Ce n’est pas parce que sa sœur, Carey Mulligan, devenue l’égérie de Drive et encore géniale ici, arrive chez lui comme un boulet que le scénario « prend un faux-pas mélodramatique », comme on peut le lire dans une critique française du moment… Au contraire, ce film est un pur mélodrame. Il l’est dès le départ, et c’est pour cela que je l’aime, derrière ses allures aseptisées, sa plastique impeccable. Il l’est parce qu’il traite de la relation incestuelle que cet homme entretient avec sa sœur. Incestuelle et non incestueuse, c’est à dire que l’acte n’est pas commis, mais le climat plane, figurant l’impossible séparation familiale, cause du drame.

L’inceste entre un frère et une sœur

Le personnage, aussi torturé qu’un héros de tragédie grecque, est un frère shakespearien, un frère qui ne parvient pas à tisser un lien amoureux, dans cette ville qui broie l’individu.
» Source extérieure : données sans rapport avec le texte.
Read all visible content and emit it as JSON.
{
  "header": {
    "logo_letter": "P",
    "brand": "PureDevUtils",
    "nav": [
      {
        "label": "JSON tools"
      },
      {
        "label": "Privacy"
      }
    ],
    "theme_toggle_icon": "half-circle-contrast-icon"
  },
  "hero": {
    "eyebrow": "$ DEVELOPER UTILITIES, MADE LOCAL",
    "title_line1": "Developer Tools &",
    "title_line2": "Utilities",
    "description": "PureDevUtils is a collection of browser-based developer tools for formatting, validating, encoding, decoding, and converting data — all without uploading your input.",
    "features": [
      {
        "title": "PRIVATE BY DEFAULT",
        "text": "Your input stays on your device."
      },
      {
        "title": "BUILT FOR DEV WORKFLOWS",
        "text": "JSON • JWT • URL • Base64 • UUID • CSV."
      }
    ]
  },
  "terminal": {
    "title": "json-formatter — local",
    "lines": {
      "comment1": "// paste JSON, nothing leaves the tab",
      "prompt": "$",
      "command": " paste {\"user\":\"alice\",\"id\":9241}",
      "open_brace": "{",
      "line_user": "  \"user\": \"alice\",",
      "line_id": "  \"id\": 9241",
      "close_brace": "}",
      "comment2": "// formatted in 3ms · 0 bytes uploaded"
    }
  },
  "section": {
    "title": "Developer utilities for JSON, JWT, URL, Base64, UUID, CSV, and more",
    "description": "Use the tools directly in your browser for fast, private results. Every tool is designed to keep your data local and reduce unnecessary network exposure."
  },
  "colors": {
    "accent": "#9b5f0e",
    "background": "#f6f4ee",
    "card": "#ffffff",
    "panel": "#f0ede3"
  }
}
Le film ne montre pas sur quel type d’images pornos il se masturbe. Pourtant, la pornographie n’est pas qu’une honte, elle est aussi le langage des fantasmes et donc le dépositaire de l’histoire (érotique et donc familiale) de chacun.
Quand sa sœur, fragile et paumée, arrive chez lui pour une durée indéterminée, le spectateur peut comprendre que ce n’est pas le sexe bestial mais bien leur relation qui est le véritable sujet du film. « Nous ne sommes pas mauvais, c’est juste là d’où nous venons qui est mauvais ». La phrase sybiline de la sœur est la seule clé qu’offre le réalisateur, qui a su remettre à jour, dans l’épure, l’art du mélodrame dans sa splendeur tragique, comme aux temps hollywoodiens des films scénarisés par Tenessee Williams, réalisés par Sydney Lumet, Douglas Sirk, Mankiewicz, Cassavetes ou encore en Allemagne, Fassbinder. Entre Fassbinder et Fassbender, il n’y a qu’une voyelle de différence. Peut-être le metteur en scène et son comédien en ont-ils causé lors de leur rencontre ?

Absence de limites

C’est parce que la sœur est fragile, dépendante, que le lien est indissoluble et que l’homme ne peut aimer une autre femme que sa sœur, comme le montre la séquence chair-de-poule où il pleure en l’écoutant chanter dans un petit club. Entre elle et lui, pas de limite, et même s’il cherche désespérément à en placer quelques unes (une porte qui ferme, une durée d’hébergement déterminée, un rapport au temps professionnel), elle s’y refuse, pénètre par intrusion, fait de ce qui est à lui ce qui est à elle. Elle couche avec son boss sans penser aux conséquences que cela peut avoir pour lui, porte ses t-shirts. Elle entre sans frapper dans la salle de bains et le surprend dans son intimité. Et caetera. Le film montre bien cette progression. Pour lui, mettre dehors sa sœur et son passé, qu’elle représente et dont elle ne veut pas, ne parvient pas à se détacher, est un enjeu de survie. Mais il aime sa sœur et il ne parvient pas à le faire.

Tabou

Une jolie femme, interprétée par Nicole Beharie, s’est intéressée à lui, pour une fois, pas uniquement comme un étalon. Elle serait une compagne possible. Elle est intelligente et douce. Mais on franchit là, sans en avoir conscience, le tabou familial. Il ne PEUT pas. Parce qu’il a trop désiré sa sœur, qu’il aime plus que tout et avec qui la séparation est infaisable, il ne peut faire l’amour qu’à une femme pour laquelle il n’a pas de sentiments. Il ne s’autorise qu’à baiser. Il ne pourrait pas présenter sa copine à sa sœur. Il n’y a pas la place. Tristement lyrique et splendidement tragique, ce lien d’amour mortifère semble indissoluble, seule la mort semble capable de les séparer.
Les parents, grands absents de ce récit familial, sont sans doute, comme toujours, les véritables auteurs de ce drame, qui se rejoue à New York, entre trentenaires célibataires. Ce hors-champ agit de manière radioactive dans le film. Et Steve MacQueen a l’intelligence foudroyante de n’en rien montrer. Le propos sur la famille est radicalement négatif, mais le récit n’offre pas de rédemption, de clé, encore moins de solution. Ce n’est pas la ville cruelle, métropolis, qui a rendu cet individu compulsif du sexe, c’est un amour interdit, que toutes les transgressions ne parviennent pas à lui permettre d’effacer. Le regard de Steve Mac Queen est pessimiste et lyrique. En cela, on est dans le mélodrame et c’est si bon – du moins au cinéma.

Caroline Pochon

Film sorti en DVD & Blu-Ray chez MK2 Video le 18 avril.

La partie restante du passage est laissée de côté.